10. FFP2-Masken in ÖPNV und 3G-Regel in Fernverkehr einführen: Angesichts der aktuellen Lage soll in allen öffentlichen Verkehrsmitteln das Tragen von FFP2-Masken wieder eingeführt werden. Im Fernverkehr soll zusätzlich zum Maskentragen auch die 3G-Regel eingeführt bzw. eingehalten werden.

11. Bereite Testreihen als Public Health Screening einführen: Das Instrument der anlasslosen Testungen großer Teile der Bevölkerung hat sich in Großbritannien als wichtiges Instrument zur Bekämpfung der Pandemie erwiesen. Public Health Screening zeigte sich dabei als effektiver Warnmechanismus und wichtige Kontrollmaßnahme des Infektionsgeschehens, was das schnelle Reagieren auf aktuelle Entwicklung ermöglicht.

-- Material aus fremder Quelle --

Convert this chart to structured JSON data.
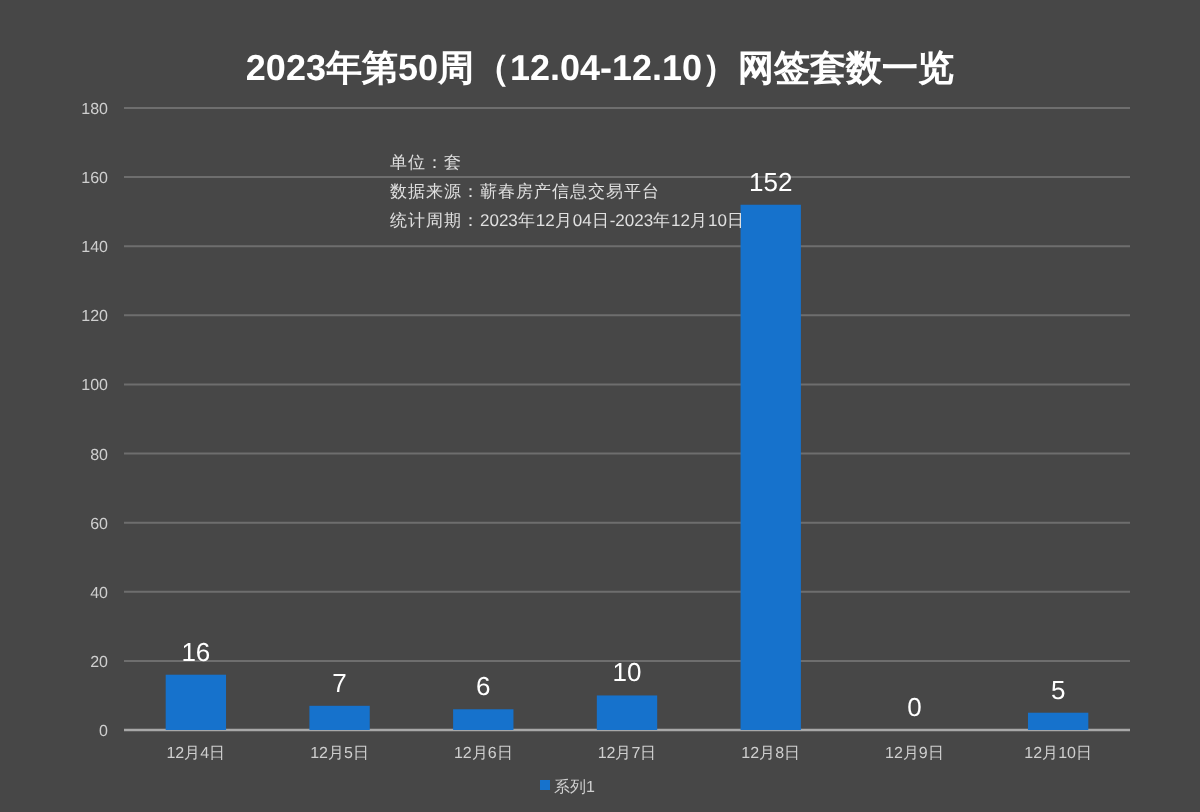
{
  "chart_data": {
    "type": "bar",
    "title": "2023年第50周（12.04-12.10）网签套数一览",
    "categories": [
      "12月4日",
      "12月5日",
      "12月6日",
      "12月7日",
      "12月8日",
      "12月9日",
      "12月10日"
    ],
    "series": [
      {
        "name": "系列1",
        "color": "#1672cc",
        "values": [
          16,
          7,
          6,
          10,
          152,
          0,
          5
        ]
      }
    ],
    "ylim": [
      0,
      180
    ],
    "yticks": [
      0,
      20,
      40,
      60,
      80,
      100,
      120,
      140,
      160,
      180
    ],
    "grid": "y",
    "legend": "bottom",
    "data_labels": true,
    "annotations": [
      "单位：套",
      "数据来源：蕲春房产信息交易平台",
      "统计周期：2023年12月04日-2023年12月10日"
    ]
  }
}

12. Homeoffice und Entzerrung der Verkehre:

  • Wieder vermehrt Homeoffice anzubieten, wo dies betrieblich möglich ist sowie flexiblere Arbeitszeiten zur Entzerrung von Berufsverkehren.
  • Gerade im Schülerverkehr mehr Fahrzeuge einsetzen und Möglichkeiten der unterschiedlichen Schulanfangszeiten nutzen.

Wir fordern die Landesregierung auf, hierzu unmittelbar Entscheidungen und Verordnungen vorzulegen und dem Parlament dazu zu berichten. Wir erwarten, dass die Landesregierung am Mittwoch, dem 10.11.21 mit entsprechenden Informationen und Entscheidungen in den Ausschuss für Arbeit, Gesundheit und Soziales kommt. Sollte dies nicht der Fall sein, wird eine Sondersitzung des Parlaments in der nächsten Woche mit einer ausführlichen Unterrichtung unausweichlich sein. Wir fordern die Landesregierung auf, entsprechende Vorbereitungen zu treffen.